C'est lorsque la distanciation se fait à l'égard de l'ancienne activité professionnelle que les participants constatent avec surprise, et ceci avec une grande fréquence dans les groupes, qu'en fait ils n'aimaient pas beaucoup leur ancien métier, malgré toute cette aura prestigieuse dont est entouré le temps "où l'on travaillait". Il est indispensable de franchir le cap, de dépasser cette ambivalence pour que le désir de l'avenir puisse surgir. Ne nous faisons pas d'illusion, tous les participants ne pourront pas faire ce travail pendant le temps imparti, mais autorisons-nous à penser, étant donné les nouvelles qui nous parviennent en suivi, qu'ils le franchissent tout doucement, même après la date de fin.

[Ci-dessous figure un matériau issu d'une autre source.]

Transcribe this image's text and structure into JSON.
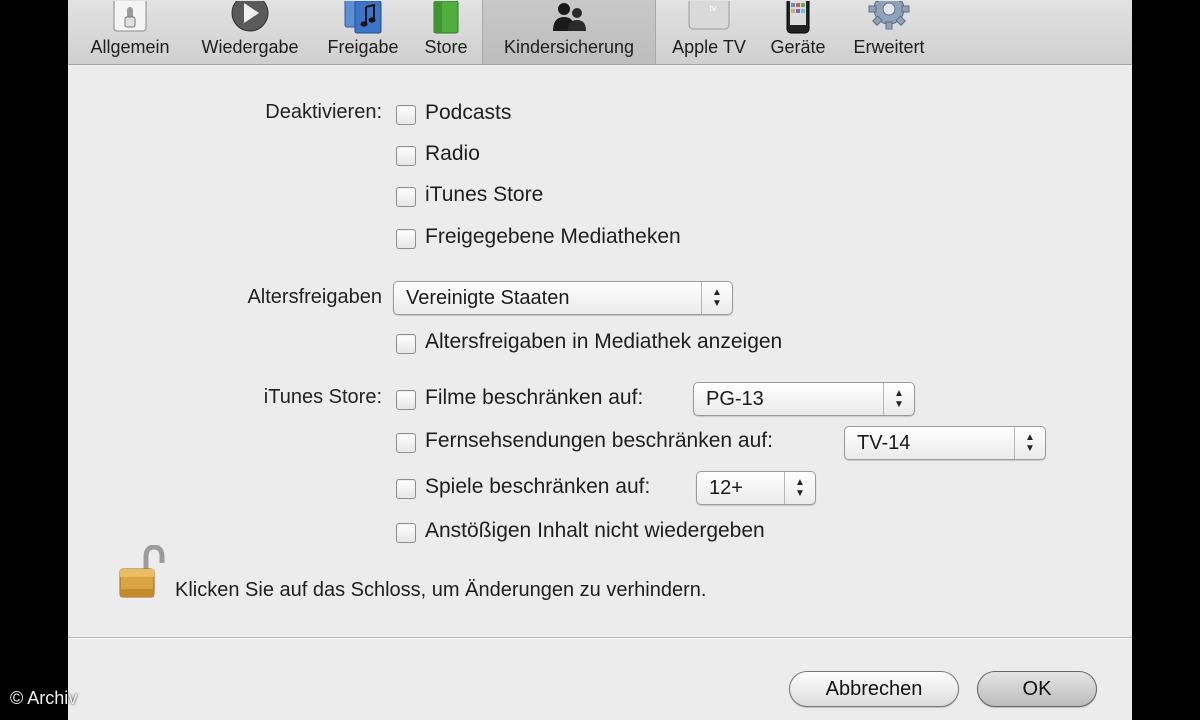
{
  "toolbar": {
    "items": [
      {
        "label": "Allgemein",
        "icon": "switch-icon"
      },
      {
        "label": "Wiedergabe",
        "icon": "play-icon"
      },
      {
        "label": "Freigabe",
        "icon": "music-note-icon"
      },
      {
        "label": "Store",
        "icon": "shopping-bag-icon"
      },
      {
        "label": "Kindersicherung",
        "icon": "parents-icon",
        "selected": true
      },
      {
        "label": "Apple TV",
        "icon": "apple-tv-icon"
      },
      {
        "label": "Geräte",
        "icon": "device-icon"
      },
      {
        "label": "Erweitert",
        "icon": "gear-icon"
      }
    ]
  },
  "disable": {
    "label": "Deaktivieren:",
    "options": [
      {
        "label": "Podcasts",
        "checked": false
      },
      {
        "label": "Radio",
        "checked": false
      },
      {
        "label": "iTunes Store",
        "checked": false
      },
      {
        "label": "Freigegebene Mediatheken",
        "checked": false
      }
    ]
  },
  "ratings": {
    "label": "Altersfreigaben",
    "selected": "Vereinigte Staaten",
    "show_in_library": {
      "label": "Altersfreigaben in Mediathek anzeigen",
      "checked": false
    }
  },
  "itunes_store": {
    "label": "iTunes Store:",
    "movies": {
      "label": "Filme beschränken auf:",
      "checked": false,
      "selected": "PG-13"
    },
    "tv": {
      "label": "Fernsehsendungen beschränken auf:",
      "checked": false,
      "selected": "TV-14"
    },
    "games": {
      "label": "Spiele beschränken auf:",
      "checked": false,
      "selected": "12+"
    },
    "explicit": {
      "label": "Anstößigen Inhalt nicht wiedergeben",
      "checked": false
    }
  },
  "lock": {
    "text": "Klicken Sie auf das Schloss, um Änderungen zu verhindern.",
    "icon": "open-lock-icon"
  },
  "buttons": {
    "cancel": "Abbrechen",
    "ok": "OK"
  },
  "watermark": "© Archiv",
  "colors": {
    "window_bg": "#ececec",
    "outer_bg": "#000000",
    "lock_gold": "#d9a441"
  }
}
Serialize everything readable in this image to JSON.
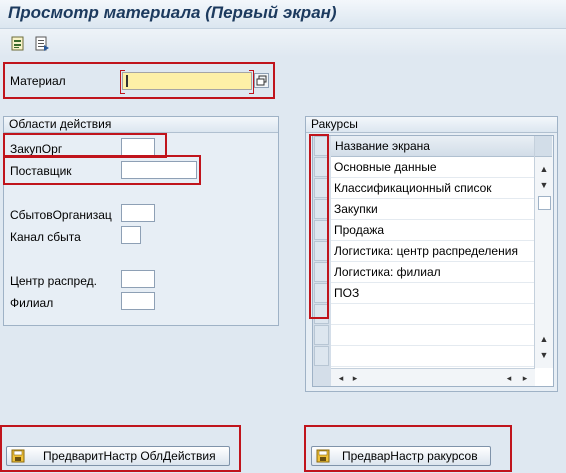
{
  "window": {
    "title": "Просмотр материала (Первый экран)"
  },
  "toolbar": {
    "icons": [
      "select-views-icon",
      "org-levels-icon"
    ]
  },
  "material": {
    "label": "Материал",
    "value": ""
  },
  "org_group": {
    "title": "Области действия",
    "fields": [
      {
        "label": "ЗакупОрг",
        "value": ""
      },
      {
        "label": "Поставщик",
        "value": ""
      },
      {
        "label": "СбытовОрганизац",
        "value": ""
      },
      {
        "label": "Канал сбыта",
        "value": ""
      },
      {
        "label": "Центр распред.",
        "value": ""
      },
      {
        "label": "Филиал",
        "value": ""
      }
    ]
  },
  "views_group": {
    "title": "Ракурсы",
    "header": "Название экрана",
    "rows": [
      "Основные данные",
      "Классификационный список",
      "Закупки",
      "Продажа",
      "Логистика: центр распределения",
      "Логистика: филиал",
      "ПОЗ"
    ]
  },
  "buttons": {
    "org_defaults": "ПредваритНастр ОблДействия",
    "view_defaults": "ПредварНастр ракурсов"
  },
  "colors": {
    "highlight": "#c0141c",
    "required_field": "#fdf0a7"
  }
}
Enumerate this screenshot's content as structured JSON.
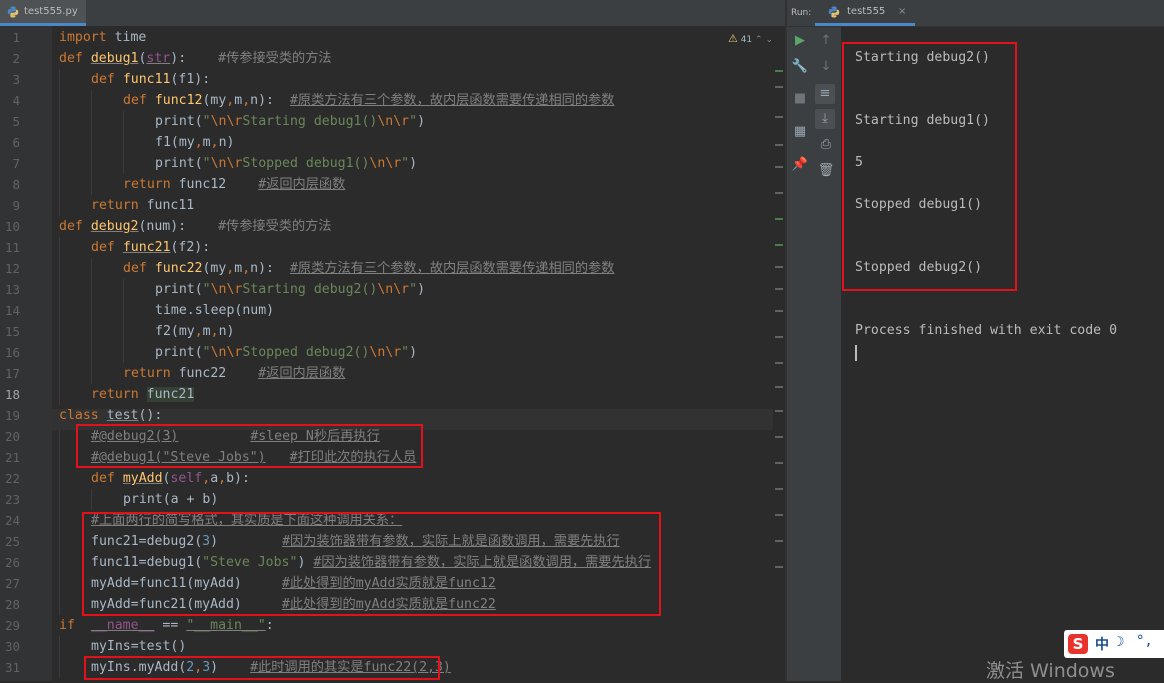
{
  "editor_tab": {
    "label": "test555.py"
  },
  "run_panel": {
    "label": "Run:",
    "tab": "test555"
  },
  "inspection": {
    "count": "41"
  },
  "line_numbers": [
    "1",
    "2",
    "3",
    "4",
    "5",
    "6",
    "7",
    "8",
    "9",
    "10",
    "11",
    "12",
    "13",
    "14",
    "15",
    "16",
    "17",
    "18",
    "19",
    "20",
    "21",
    "22",
    "23",
    "24",
    "25",
    "26",
    "27",
    "28",
    "29",
    "30",
    "31"
  ],
  "code": {
    "l1_a": "import",
    "l1_b": " time",
    "l2_a": "def",
    "l2_b": "debug1",
    "l2_c": "(",
    "l2_d": "str",
    "l2_e": "):",
    "l2_f": "#传参接受类的方法",
    "l3_a": "def",
    "l3_b": "func11",
    "l3_c": "(f1):",
    "l4_a": "def",
    "l4_b": "func12",
    "l4_c": "(my",
    "l4_d": ",",
    "l4_e": "m",
    "l4_f": ",",
    "l4_g": "n):",
    "l4_h": "#原类方法有三个参数，故内层函数需要传递相同的参数",
    "l5_a": "print(",
    "l5_b": "\"",
    "l5_c": "\\n\\r",
    "l5_d": "Starting debug1()",
    "l5_e": "\\n\\r",
    "l5_f": "\"",
    "l5_g": ")",
    "l6_a": "f1(my",
    "l6_b": ",",
    "l6_c": "m",
    "l6_d": ",",
    "l6_e": "n)",
    "l7_a": "print(",
    "l7_b": "\"",
    "l7_c": "\\n\\r",
    "l7_d": "Stopped debug1()",
    "l7_e": "\\n\\r",
    "l7_f": "\"",
    "l7_g": ")",
    "l8_a": "return",
    "l8_b": " func12",
    "l8_c": "#返回内层函数",
    "l9_a": "return",
    "l9_b": " func11",
    "l10_a": "def",
    "l10_b": "debug2",
    "l10_c": "(num):",
    "l10_d": "#传参接受类的方法",
    "l11_a": "def",
    "l11_b": "func21",
    "l11_c": "(f2):",
    "l12_a": "def",
    "l12_b": "func22",
    "l12_c": "(my",
    "l12_d": ",",
    "l12_e": "m",
    "l12_f": ",",
    "l12_g": "n):",
    "l12_h": "#原类方法有三个参数，故内层函数需要传递相同的参数",
    "l13_a": "print(",
    "l13_b": "\"",
    "l13_c": "\\n\\r",
    "l13_d": "Starting debug2()",
    "l13_e": "\\n\\r",
    "l13_f": "\"",
    "l13_g": ")",
    "l14_a": "time.sleep(num)",
    "l15_a": "f2(my",
    "l15_b": ",",
    "l15_c": "m",
    "l15_d": ",",
    "l15_e": "n)",
    "l16_a": "print(",
    "l16_b": "\"",
    "l16_c": "\\n\\r",
    "l16_d": "Stopped debug2()",
    "l16_e": "\\n\\r",
    "l16_f": "\"",
    "l16_g": ")",
    "l17_a": "return",
    "l17_b": " func22",
    "l17_c": "#返回内层函数",
    "l18_a": "return",
    "l18_b": "func21",
    "l19_a": "class",
    "l19_b": "test",
    "l19_c": "():",
    "l20_a": "#@debug2(3)",
    "l20_b": "#sleep N秒后再执行",
    "l21_a": "#@debug1(\"Steve Jobs\")",
    "l21_b": "#打印此次的执行人员",
    "l22_a": "def",
    "l22_b": "myAdd",
    "l22_c": "(",
    "l22_d": "self",
    "l22_e": ",",
    "l22_f": "a",
    "l22_g": ",",
    "l22_h": "b):",
    "l23_a": "print(a + b)",
    "l24_a": "#上面两行的简写格式，其实质是下面这种调用关系：",
    "l25_a": "func21=debug2(",
    "l25_b": "3",
    "l25_c": ")",
    "l25_d": "#因为装饰器带有参数，实际上就是函数调用，需要先执行",
    "l26_a": "func11=debug1(",
    "l26_b": "\"Steve Jobs\"",
    "l26_c": ")",
    "l26_d": "#因为装饰器带有参数，实际上就是函数调用，需要先执行",
    "l27_a": "myAdd=func11(myAdd)",
    "l27_b": "#此处得到的myAdd实质就是func12",
    "l28_a": "myAdd=func21(myAdd)",
    "l28_b": "#此处得到的myAdd实质就是func22",
    "l29_a": "if",
    "l29_b": "__name__",
    "l29_c": "==",
    "l29_d": "\"__main__\"",
    "l29_e": ":",
    "l30_a": "myIns=test()",
    "l31_a": "myIns.myAdd(",
    "l31_b": "2",
    "l31_c": ",",
    "l31_d": "3",
    "l31_e": ")",
    "l31_f": "#此时调用的其实是func22(2,3)"
  },
  "console": {
    "lines": [
      "Starting debug2()",
      "Starting debug1()",
      "5",
      "Stopped debug1()",
      "Stopped debug2()",
      "Process finished with exit code 0"
    ]
  },
  "watermark": "激活 Windows",
  "ime": {
    "logo": "S",
    "lang": "中"
  }
}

C'est de ce temps que nous parlions, quand nous disions plus haut qu'il faut en perdre, du temps. On s'aperçoit qu'il existe une corrélation entre le temps mis à retrouver un travail et le plaisir qu'on éprouvait à effectuer le travail antérieur. Ceux qui dans le temps des trois semaines vont retrouver un emploi sont des personnes qui vont retrouver un travail similaire, mais où ils se sentiront mieux utilisés, s'étant découverts entre temps des ressources nouvelles jusque là inexplorées. Tel Michel, 35 ans, ouvrier plombier, qui, après avoir construit seul la maison de sa famille, recherchait un emploi d'ouvrier maçon avant de participer au groupe : il quitte celui-ci pour occuper un poste de responsable de chantier dans une entreprise de maisons individuelles. Fadila, 19 ans, n'avait jamais réussi à débuter. Sa spécialité : aide-comptable. Elle nous dit au téléphone : "Je ne sais pas comment je vais faire pour choisir. Chaque fois que je vais à un entretien, on me propose le poste. Maintenant j'y vais relaxe. On me demande d'ailleurs où j'ai appris tout cela. J'ai l'impression d'avoir une grande expérience!..."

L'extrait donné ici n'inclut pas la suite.